Lightspeed a fait son entrée en Bourse il y a deux ans et affiche aujourd’hui une valorisation boursière de 11,3 milliards. Nuvei a fait de même en septembre dernier et sa valeur se chiffre maintenant à 11,5 milliards.

Dialogue a fait elle aussi une première émission d’actions en mars dernier qui a rapidement propulsé sa valeur en Bourse à plus de 1 milliard. La société, qui a enregistré l’an dernier des revenus de 45 millions et essuyé une perte nette de 20 millions, a perdu un peu de son lustre à la Bourse, mais sa valeur nette dépasse tout de même 800 millions.

Ces performances boursières ne sont pas sans rappeler celle d’Exfo à ses débuts comme société publique, en 2000, lorsque la bulle technologique arrivait à son apogée.

La révolution internet était en pleine ébullition et la fibre optique faisait son apparition dans l’arsenal des équipements qui pousseraient plus loin encore les avancées de la numérisation de l’économie. Tous les titres de sociétés technologiques explosaient, dont celui de la star canadienne Nortel, qui a atteint des sommets stratosphériques.

PHOTO ERICK LABBÉ, ARCHIVES LE SOLEIL

Germain Lamonde, PDG d’Exfo

Exfo, une société de Québec, active à l’époque depuis 15 ans dans le développement et la fabrication de tests pour les entreprises de télécommunications, proposait des solutions pour les réseaux de fibres optiques. L’entreprise affichait des revenus de 45 millions, faisait des profits, avait le vent dans les voiles.

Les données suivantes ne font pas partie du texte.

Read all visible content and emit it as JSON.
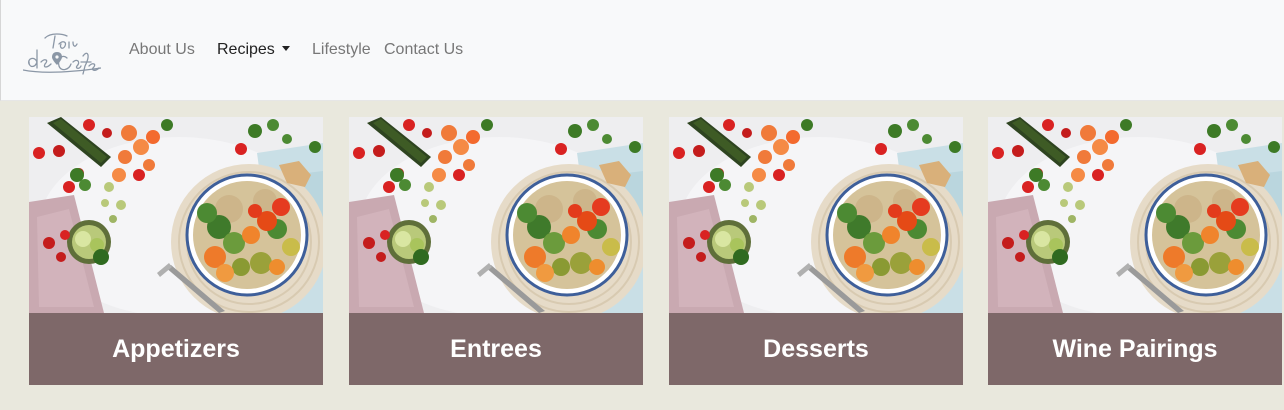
{
  "brand": {
    "logo_text_top": "Tour",
    "logo_text_bottom": "de Cafe"
  },
  "nav": {
    "items": [
      {
        "label": "About Us",
        "active": false
      },
      {
        "label": "Recipes",
        "active": true,
        "dropdown": true
      },
      {
        "label": "Lifestyle",
        "active": false
      },
      {
        "label": "Contact Us",
        "active": false
      }
    ]
  },
  "cards": [
    {
      "title": "Appetizers",
      "image": "salad-bowl-photo"
    },
    {
      "title": "Entrees",
      "image": "salad-bowl-photo"
    },
    {
      "title": "Desserts",
      "image": "salad-bowl-photo"
    },
    {
      "title": "Wine Pairings",
      "image": "salad-bowl-photo"
    }
  ],
  "colors": {
    "page_background": "#e9e8dd",
    "navbar_background": "#f8f9fa",
    "card_caption_background": "#7e6869",
    "caption_text": "#ffffff",
    "nav_text": "#777777",
    "nav_active_text": "#222222",
    "logo_color": "#8b97a6"
  }
}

De façon simultanée, Exfo a fait son inscription en juin 2000 à la Bourse de Toronto et à celle du NASDAQ, aux États-Unis, avec une émission d’actions à 30 $ l’unité. Rapidement, la valeur du titre a explosé pour atteindre, cinq mois plus tard, les 125 $, et son PDG, Germain Lamonde, a même brièvement figuré sur la liste des milliardaires de la revue Forbes jusqu’au moment où la bulle techno a explosé.

En mars 2002, l’action d’Exfo retombait à 9 $ et ne s’appréciera pas par la suite. L’entreprise a eu beau continuer de développer des solutions de tests et d’analyse des réseaux de fibres optiques toujours plus innovantes, se hisser au rang de leader mondial dans son secteur et multiplier par six ses revenus (qui sont aujourd’hui de 300 millions US), son action ne remonte pas.

Elle ne valait que 4,46 $, lundi matin, avant que Germain Lamonde annonce son plan de rachat.

Contenter les actionnaires mécontents

Le président exécutif du conseil d’Exfo a offert lundi à ses actionnaires minoritaires de racheter leurs actions à droit de vote subalterne en leur payant une prime de 62 % sur le cours du titre, ce qui valorise son offre à 7,24 $ par action.

Germain Lamonde détient 100 % des actions à droit de vote multiple et 14 % des actions à droit de vote subalterne, ce qui lui assure le contrôle de 61,4 % de toutes les actions du groupe et de 93,5 % des droits de vote.

« On est arrivés là dans notre cheminement. Après 21 ans comme société publique, on pense que dans l’intérêt général de l’entreprise, de ses actionnaires, de ses clients et de ses parties prenantes, la meilleure solution est de privatiser Exfo », m’a expliqué Germain Lamonde.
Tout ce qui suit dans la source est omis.